News Bola Daerah Sulawesi Sumatera Jabar Banten Jateng DI Yogya Jatim Bali

Saat Vietnam Deal 20%, Indonesia Masih 'Digantung' AS Meski sudah Tawarkan Impor Jor-joran hingga Rp550 Triliun

Meski telah mengajukan penawaran impor jor-joran, Indonesia sejauh ini belum mencapai kesepakatan tarif perdagangan dengan Amerika Serikat (AS).
Kamis, 3 Juli 2025 - 17:38 WIB
Konferensi pers Menko Airlangga Hartarto bersama sejumlah perwakilan kementerian terkait dan pelaku usaha di Kantor Kemenko Perekonomian, Jakarta, Kamis (3/7/2025).
Sumber :
  • tvOnenews.com/Rilo Pambudi

Jakarta, tvOnenews.com - Menteri Koordinator Bidang Perekonomian Airlangga Hartarto menyampaikan bahwa pemerintah masih melanjutkan proses negosiasi dagang dengan Amerika Serikat (AS).

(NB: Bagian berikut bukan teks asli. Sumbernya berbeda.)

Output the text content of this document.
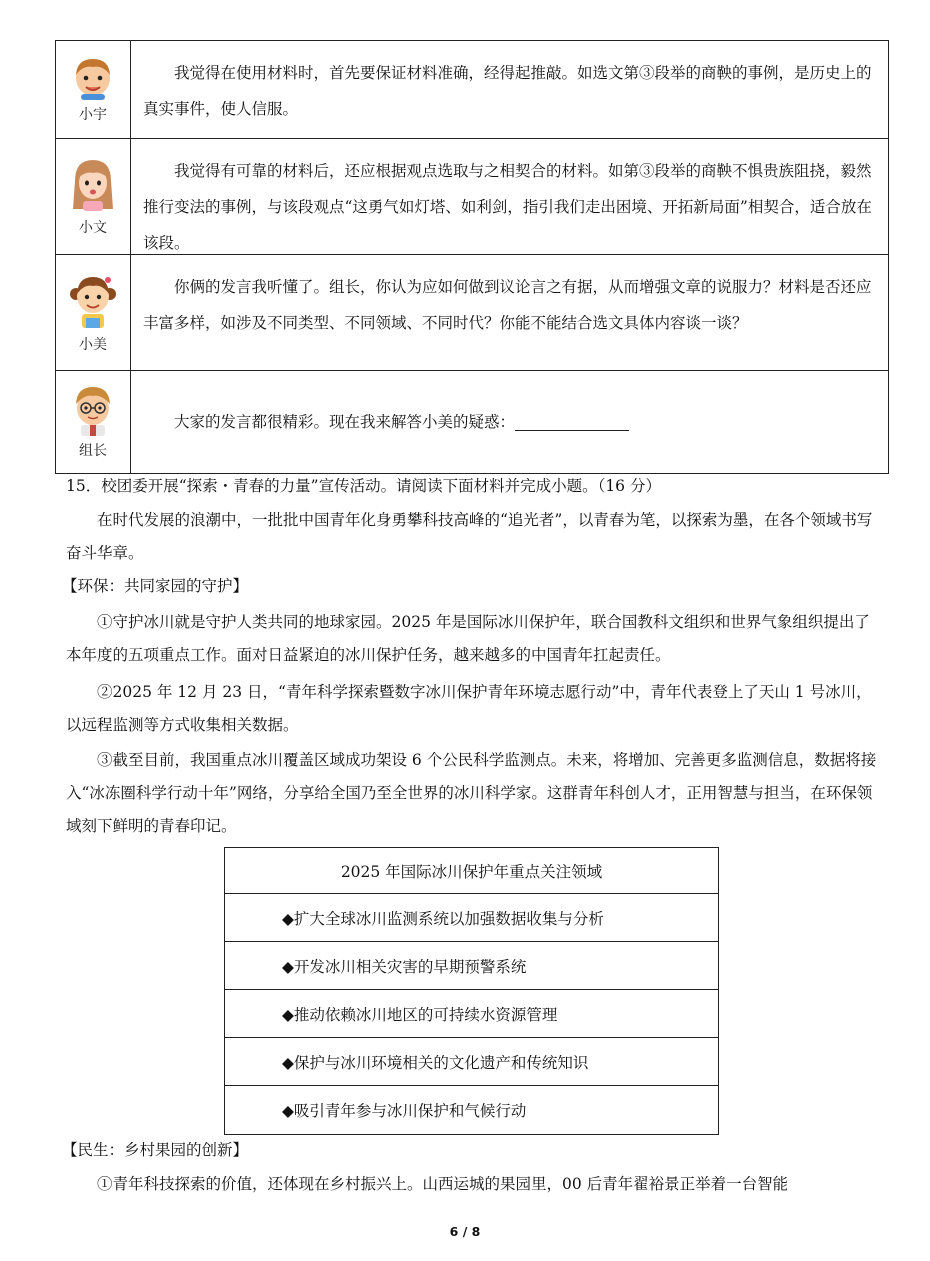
小宇
我觉得在使用材料时，首先要保证材料准确，经得起推敲。如选文第③段举的商鞅的事例，是历史上的真实事件，使人信服。
小文
我觉得有可靠的材料后，还应根据观点选取与之相契合的材料。如第③段举的商鞅不惧贵族阻挠，毅然推行变法的事例，与该段观点“这勇气如灯塔、如利剑，指引我们走出困境、开拓新局面”相契合，适合放在该段。
小美
你俩的发言我听懂了。组长，你认为应如何做到议论言之有据，从而增强文章的说服力？材料是否还应丰富多样，如涉及不同类型、不同领域、不同时代？你能不能结合选文具体内容谈一谈？
组长
大家的发言都很精彩。现在我来解答小美的疑惑：
15．校团委开展“探索・青春的力量”宣传活动。请阅读下面材料并完成小题。（16 分）
在时代发展的浪潮中，一批批中国青年化身勇攀科技高峰的“追光者”，以青春为笔，以探索为墨，在各个领域书写奋斗华章。
【环保：共同家园的守护】
①守护冰川就是守护人类共同的地球家园。2025 年是国际冰川保护年，联合国教科文组织和世界气象组织提出了本年度的五项重点工作。面对日益紧迫的冰川保护任务，越来越多的中国青年扛起责任。
②2025 年 12 月 23 日，“青年科学探索暨数字冰川保护青年环境志愿行动”中，青年代表登上了天山 1 号冰川，以远程监测等方式收集相关数据。
③截至目前，我国重点冰川覆盖区域成功架设 6 个公民科学监测点。未来，将增加、完善更多监测信息，数据将接入“冰冻圈科学行动十年”网络，分享给全国乃至全世界的冰川科学家。这群青年科创人才，正用智慧与担当，在环保领域刻下鲜明的青春印记。
2025 年国际冰川保护年重点关注领域
◆扩大全球冰川监测系统以加强数据收集与分析
◆开发冰川相关灾害的早期预警系统
◆推动依赖冰川地区的可持续水资源管理
◆保护与冰川环境相关的文化遗产和传统知识
◆吸引青年参与冰川保护和气候行动
【民生：乡村果园的创新】
①青年科技探索的价值，还体现在乡村振兴上。山西运城的果园里，00 后青年翟裕景正举着一台智能
6 / 8
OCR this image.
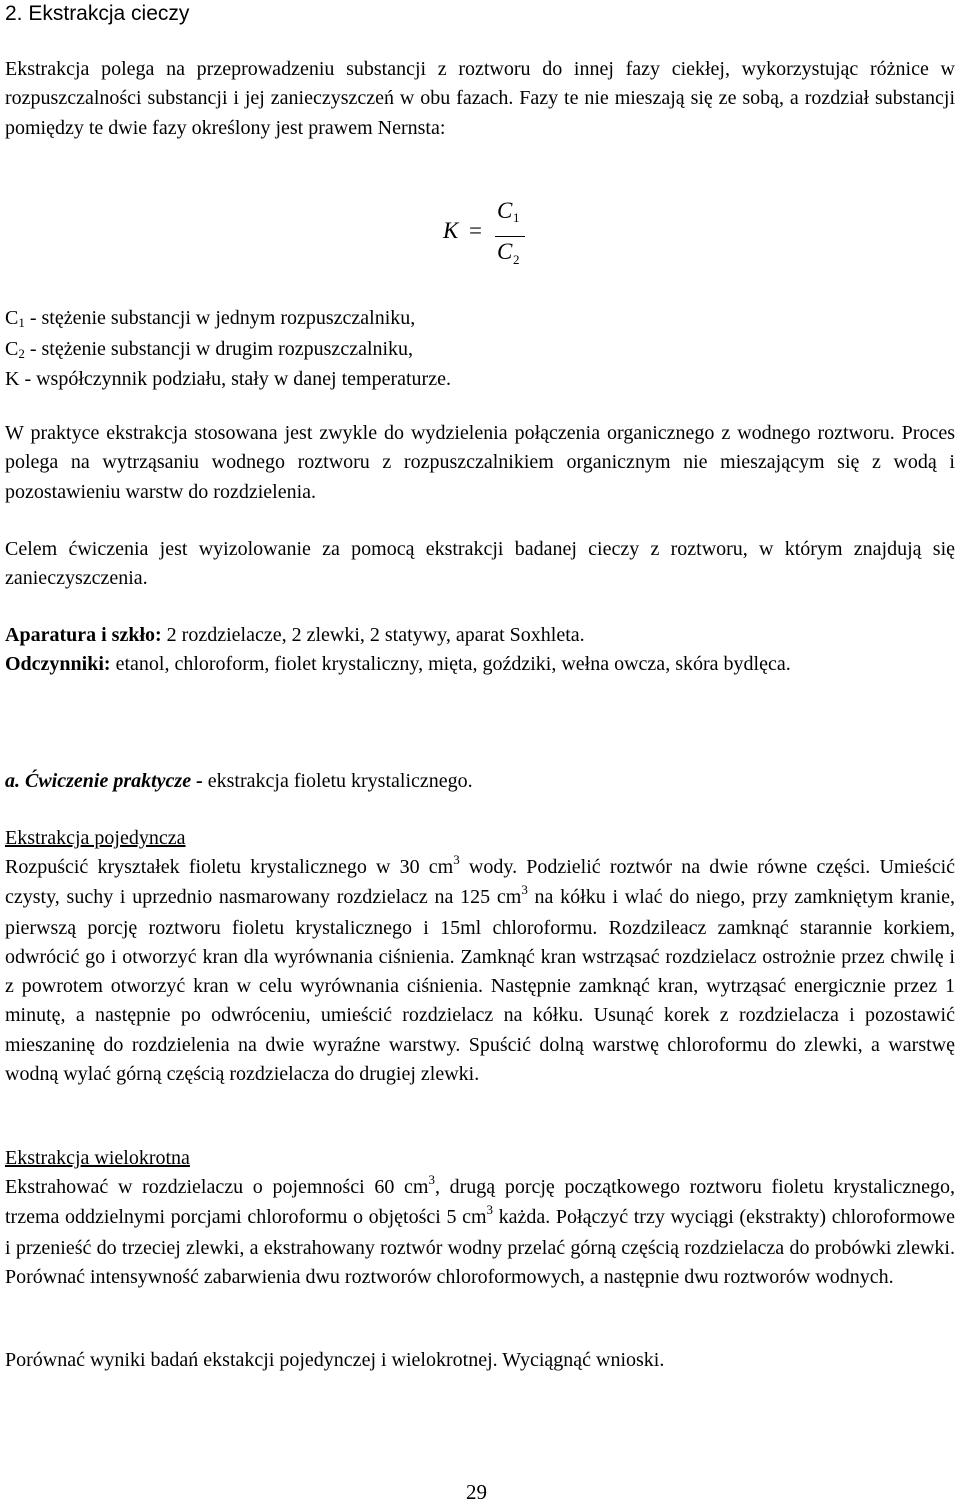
2. Ekstrakcja cieczy
Ekstrakcja polega na przeprowadzeniu substancji z roztworu do innej fazy ciekłej, wykorzystując różnice w rozpuszczalności substancji i jej zanieczyszczeń w obu fazach. Fazy te nie mieszają się ze sobą, a rozdział substancji pomiędzy te dwie fazy określony jest prawem Nernsta:
K =
C 1
C 2
C1 - stężenie substancji w jednym rozpuszczalniku,
C2 - stężenie substancji w drugim rozpuszczalniku,
K - współczynnik podziału, stały w danej temperaturze.
W praktyce ekstrakcja stosowana jest zwykle do wydzielenia połączenia organicznego z wodnego roztworu. Proces polega na wytrząsaniu wodnego roztworu z rozpuszczalnikiem organicznym nie mieszającym się z wodą i pozostawieniu warstw do rozdzielenia.
Celem ćwiczenia jest wyizolowanie za pomocą ekstrakcji badanej cieczy z roztworu, w którym znajdują się zanieczyszczenia.
Aparatura i szkło: 2 rozdzielacze, 2 zlewki, 2 statywy, aparat Soxhleta.
Odczynniki: etanol, chloroform, fiolet krystaliczny, mięta, goździki, wełna owcza, skóra bydlęca.
a. Ćwiczenie praktycze - ekstrakcja fioletu krystalicznego.
Ekstrakcja pojedyncza
Rozpuścić kryształek fioletu krystalicznego w 30 $cm^3$ wody. Podzielić roztwór na dwie równe części. Umieścić czysty, suchy i uprzednio nasmarowany rozdzielacz na 125 $cm^3$ na kółku i wlać do niego, przy zamkniętym kranie, pierwszą porcję roztworu fioletu krystalicznego i 15ml chloroformu. Rozdzileacz zamknąć starannie korkiem, odwrócić go i otworzyć kran dla wyrównania ciśnienia. Zamknąć kran wstrząsać rozdzielacz ostrożnie przez chwilę i z powrotem otworzyć kran w celu wyrównania ciśnienia. Następnie zamknąć kran, wytrząsać energicznie przez 1 minutę, a następnie po odwróceniu, umieścić rozdzielacz na kółku. Usunąć korek z rozdzielacza i pozostawić mieszaninę do rozdzielenia na dwie wyraźne warstwy. Spuścić dolną warstwę chloroformu do zlewki, a warstwę wodną wylać górną częścią rozdzielacza do drugiej zlewki.
Ekstrakcja wielokrotna
Ekstrahować w rozdzielaczu o pojemności 60 $cm^3$, drugą porcję początkowego roztworu fioletu krystalicznego, trzema oddzielnymi porcjami chloroformu o objętości 5 $cm^3$ każda. Połączyć trzy wyciągi (ekstrakty) chloroformowe i przenieść do trzeciej zlewki, a ekstrahowany roztwór wodny przelać górną częścią rozdzielacza do probówki zlewki. Porównać intensywność zabarwienia dwu roztworów chloroformowych, a następnie dwu roztworów wodnych.
Porównać wyniki badań ekstakcji pojedynczej i wielokrotnej. Wyciągnąć wnioski.
29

Meski telah mengajukan sejumlah penawaran strategis, Indonesia sejauh ini belum mencapai kesepakatan yang diharapkan dengan AS.

ADVERTISEMENT

GULIR UNTUK LANJUT BACA

Situasi ini berbeda dengan Vietnam yang baru saja memperoleh keringanan tarif impor dari AS.

Terkait hal tersebut, Menko Airlangga menyatakan bahwa sampai saat ini masih banyak negara yang belum berhasil menyepakati pengurangan tarif.

Tak terkecuali Indonesia yang masih terus berupaya melalui jalur diplomasi dan negosiasi teknis.

“Yang belum juga kan banyak, lebih dari 100 negara. Yang sudah deal baru UK, kemudian China, dan Vietnam. China pun masih berlaku sementara, 90 hari saja,” ujar Menko Airlangga di Kantor Kemenko Perekonomian, Jakarta, Kamis (3/7/2025).

Diketahui, batas akhir waktu negosiasi akan berakhir pada 8 Juli 2025, tepat 90 hari sejak Presiden Trump mengumumkan kebijakan tarif baru terhadap negara mitra dagang utama, tak terkecuali Indonesia.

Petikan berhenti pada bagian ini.